When you think of suicide you don’t think of first responders but it happens more often than you think. Believe it or not first responders are more likely to die by suicide than in line of duty and it’s beginning to reach crisis levels.
“We are presented to people to be these big and strong people that are out there every day keeping everybody safe, but it takes a toll on us,” said John Brocker, Support Services Sergeant at Bismarck Police Department.
That toll comes in the form of mental illness including depression and PTSD, after being exposed to death and destruction. But there is also a stigma associated with mental health.
“That you get labeled, that you are weak, that you are incapable of taking care of yourself,” said Brocker.
Which is why officers have access to police chaplains.

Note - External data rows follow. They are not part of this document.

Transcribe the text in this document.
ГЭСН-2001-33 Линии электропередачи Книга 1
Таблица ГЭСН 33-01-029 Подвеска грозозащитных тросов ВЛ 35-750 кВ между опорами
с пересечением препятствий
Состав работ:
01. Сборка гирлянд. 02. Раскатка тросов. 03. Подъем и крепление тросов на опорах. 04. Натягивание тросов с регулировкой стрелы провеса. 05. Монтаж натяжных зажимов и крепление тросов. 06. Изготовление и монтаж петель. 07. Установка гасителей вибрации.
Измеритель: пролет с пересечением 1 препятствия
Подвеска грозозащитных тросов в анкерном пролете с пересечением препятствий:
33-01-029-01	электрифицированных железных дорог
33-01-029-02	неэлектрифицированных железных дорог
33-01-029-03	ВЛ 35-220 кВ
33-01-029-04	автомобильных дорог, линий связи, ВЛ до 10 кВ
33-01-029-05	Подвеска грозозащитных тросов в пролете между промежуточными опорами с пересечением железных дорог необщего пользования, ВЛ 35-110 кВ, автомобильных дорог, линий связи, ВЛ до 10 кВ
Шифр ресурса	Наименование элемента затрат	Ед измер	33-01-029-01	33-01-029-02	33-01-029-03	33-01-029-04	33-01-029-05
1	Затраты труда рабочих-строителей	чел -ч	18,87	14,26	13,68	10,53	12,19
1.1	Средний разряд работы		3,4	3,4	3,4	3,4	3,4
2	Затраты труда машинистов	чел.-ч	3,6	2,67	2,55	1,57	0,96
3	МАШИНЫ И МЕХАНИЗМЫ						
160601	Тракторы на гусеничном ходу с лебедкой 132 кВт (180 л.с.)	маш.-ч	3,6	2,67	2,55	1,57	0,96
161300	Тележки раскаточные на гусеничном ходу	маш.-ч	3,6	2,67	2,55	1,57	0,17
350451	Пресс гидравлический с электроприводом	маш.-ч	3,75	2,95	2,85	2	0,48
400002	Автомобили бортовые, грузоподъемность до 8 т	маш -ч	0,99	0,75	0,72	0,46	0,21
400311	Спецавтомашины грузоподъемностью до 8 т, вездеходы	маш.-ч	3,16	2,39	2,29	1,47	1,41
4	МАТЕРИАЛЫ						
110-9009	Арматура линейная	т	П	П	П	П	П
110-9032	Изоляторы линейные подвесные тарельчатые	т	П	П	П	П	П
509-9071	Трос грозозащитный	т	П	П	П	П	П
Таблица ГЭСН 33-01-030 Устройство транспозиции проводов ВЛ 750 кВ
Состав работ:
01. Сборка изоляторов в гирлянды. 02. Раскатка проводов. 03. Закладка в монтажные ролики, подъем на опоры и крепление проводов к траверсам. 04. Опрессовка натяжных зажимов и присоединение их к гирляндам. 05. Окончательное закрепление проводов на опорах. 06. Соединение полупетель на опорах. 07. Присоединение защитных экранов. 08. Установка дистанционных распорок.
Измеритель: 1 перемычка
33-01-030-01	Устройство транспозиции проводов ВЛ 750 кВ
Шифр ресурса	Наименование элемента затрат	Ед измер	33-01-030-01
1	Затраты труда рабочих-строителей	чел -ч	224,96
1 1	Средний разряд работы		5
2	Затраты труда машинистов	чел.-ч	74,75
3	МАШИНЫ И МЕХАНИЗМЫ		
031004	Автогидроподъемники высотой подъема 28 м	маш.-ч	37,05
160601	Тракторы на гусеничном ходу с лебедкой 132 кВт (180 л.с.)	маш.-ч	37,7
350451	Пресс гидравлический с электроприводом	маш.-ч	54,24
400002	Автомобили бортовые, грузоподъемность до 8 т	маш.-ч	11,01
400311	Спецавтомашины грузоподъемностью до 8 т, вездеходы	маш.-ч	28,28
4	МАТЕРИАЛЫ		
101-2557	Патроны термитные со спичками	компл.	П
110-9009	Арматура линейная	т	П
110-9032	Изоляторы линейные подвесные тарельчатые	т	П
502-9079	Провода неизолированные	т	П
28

“We are there to mitigate the officer’s stress, help them deal with emotions, help them deal with spiritual questions and make their jobs a little bit easier,” said Greg Carr, a Bismarck Chaplain.
Police Chaplains are ordained pastors and deacons that build relationships with officers, especially since suicide outnumbered line duty deaths for the past three years.
According to Blue Help, an organization that tracks suicides in law enforcement, 167 officers died by suicide across the country in 2018. Two officers in North Dakota committed suicide. California and Texas had the highest number of officer suicides, and at least 12 happened on duty with their own guns.
“Having to go and tell a family that a member of their family has died by suicide is one of the worst things we have to do as chaplains,” said Carr.
Even when suicide does not occur, untreated mental illness can lead to poor physical health and impaired decision-making.
If someone you know has talked about contemplating suicide, call the National Suicide Prevention Lifeline at 1-800-273-8255.